Nach geglückter Pfützendurchquerung. Links der Abgrund, rechts der kleine Hügel. Der LKW fährt in die Richtung, aus der wir gekommen waren.

Der Sattelschlepper fuhr an, setzte zwar auch am Hügel auf, aber schaffte ihn. Er bekam aber auch gut Schlagseite, ein Wunder, daß er nicht gekippt ist. Ich fragte den LKW-Fahrer noch, wann der Asphalt endlich beginnen würde. "Cinco Quilometros". Cigarette in's Gesicht und weiter...
Nach fünf Kilometern, die mir endlos vorkamen: "Der Bschibil is ein Ligner..." Nichts war's. Keine Anzeichen von irgendeinem Asphalt. Nirgendwo. Aber was sollten wir schon tun, außer geradeaus weiterzufahren?

Und so erreichten wir endlich nach 14 ½ Stunden und genau 198 km um 1:00 Uhr Nachts wieder Asphalt.

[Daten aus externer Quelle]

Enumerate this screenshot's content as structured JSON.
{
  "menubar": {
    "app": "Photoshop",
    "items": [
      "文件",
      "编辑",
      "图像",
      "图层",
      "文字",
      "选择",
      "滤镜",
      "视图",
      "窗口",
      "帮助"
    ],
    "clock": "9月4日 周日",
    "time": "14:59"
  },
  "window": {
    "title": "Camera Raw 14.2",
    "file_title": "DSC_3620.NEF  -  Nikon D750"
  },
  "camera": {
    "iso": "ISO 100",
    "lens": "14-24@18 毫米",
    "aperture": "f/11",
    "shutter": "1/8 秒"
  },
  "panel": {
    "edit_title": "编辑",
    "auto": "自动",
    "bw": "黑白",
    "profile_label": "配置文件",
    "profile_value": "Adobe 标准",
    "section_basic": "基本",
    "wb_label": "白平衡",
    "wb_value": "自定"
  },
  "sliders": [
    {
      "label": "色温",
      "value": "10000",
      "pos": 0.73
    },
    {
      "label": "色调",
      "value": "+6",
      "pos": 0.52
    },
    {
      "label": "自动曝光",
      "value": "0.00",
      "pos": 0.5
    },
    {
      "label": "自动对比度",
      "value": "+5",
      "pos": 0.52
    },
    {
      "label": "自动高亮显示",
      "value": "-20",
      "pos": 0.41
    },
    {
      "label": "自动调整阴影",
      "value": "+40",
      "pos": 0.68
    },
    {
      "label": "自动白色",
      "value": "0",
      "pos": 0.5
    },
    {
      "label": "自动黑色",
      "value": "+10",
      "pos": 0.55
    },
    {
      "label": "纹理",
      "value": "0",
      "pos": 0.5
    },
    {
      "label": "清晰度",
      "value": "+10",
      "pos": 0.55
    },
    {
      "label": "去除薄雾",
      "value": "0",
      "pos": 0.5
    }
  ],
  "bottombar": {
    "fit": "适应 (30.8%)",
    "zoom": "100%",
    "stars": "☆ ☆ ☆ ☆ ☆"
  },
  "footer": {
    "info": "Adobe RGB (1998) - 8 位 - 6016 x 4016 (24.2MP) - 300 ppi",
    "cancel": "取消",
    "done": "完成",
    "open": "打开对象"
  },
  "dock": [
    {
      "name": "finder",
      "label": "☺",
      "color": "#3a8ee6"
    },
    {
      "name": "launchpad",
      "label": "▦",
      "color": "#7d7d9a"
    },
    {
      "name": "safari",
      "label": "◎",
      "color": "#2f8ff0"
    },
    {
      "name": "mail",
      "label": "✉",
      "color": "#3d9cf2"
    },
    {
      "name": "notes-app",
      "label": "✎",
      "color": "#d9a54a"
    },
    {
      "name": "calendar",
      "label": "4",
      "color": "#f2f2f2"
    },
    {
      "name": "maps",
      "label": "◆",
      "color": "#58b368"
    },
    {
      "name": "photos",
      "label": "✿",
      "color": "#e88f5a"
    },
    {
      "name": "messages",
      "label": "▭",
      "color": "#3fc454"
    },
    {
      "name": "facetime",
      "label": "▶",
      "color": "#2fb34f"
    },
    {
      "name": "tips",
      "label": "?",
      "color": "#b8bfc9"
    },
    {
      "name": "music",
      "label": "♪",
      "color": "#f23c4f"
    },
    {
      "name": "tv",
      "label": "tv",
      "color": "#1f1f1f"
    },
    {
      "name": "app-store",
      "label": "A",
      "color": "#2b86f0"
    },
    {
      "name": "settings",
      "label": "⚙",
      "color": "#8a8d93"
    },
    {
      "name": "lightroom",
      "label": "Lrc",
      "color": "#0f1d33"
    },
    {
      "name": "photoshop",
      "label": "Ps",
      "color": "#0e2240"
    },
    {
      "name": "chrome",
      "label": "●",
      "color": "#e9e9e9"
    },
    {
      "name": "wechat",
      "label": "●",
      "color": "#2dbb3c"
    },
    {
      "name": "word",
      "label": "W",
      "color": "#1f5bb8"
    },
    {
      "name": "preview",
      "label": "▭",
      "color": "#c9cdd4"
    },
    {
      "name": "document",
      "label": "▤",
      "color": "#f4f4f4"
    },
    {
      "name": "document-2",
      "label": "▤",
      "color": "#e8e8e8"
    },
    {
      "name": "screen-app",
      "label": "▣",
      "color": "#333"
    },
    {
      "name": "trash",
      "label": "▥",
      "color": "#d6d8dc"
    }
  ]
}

Vorher war Besold allerdings mit dem Benz nicht weniger als drei mal aufgesessen, was ihm seiner Aussage nach noch nicht mal in der Sahara passiert ist. Und weiter sei dies die schlimmste Strecke gewesen, die er jemals gefahren sei. Naja, wenigstens landschaftlich war's sehr ansprechend. Das einzige was mich sehr gestreßt hat, war dieser andauernde Staub, der sich wirklich in jedem Quadratmillimeter im Auto und vor allem auch in meiner Nase breit machte. Wenn ein LKW uns überholte oder entgegenkam Hatten wir vor uns eine undurchdringliche Wand aus weißem Staub. Ich wünschte mir echt Regen, der den Staub niederschlägt!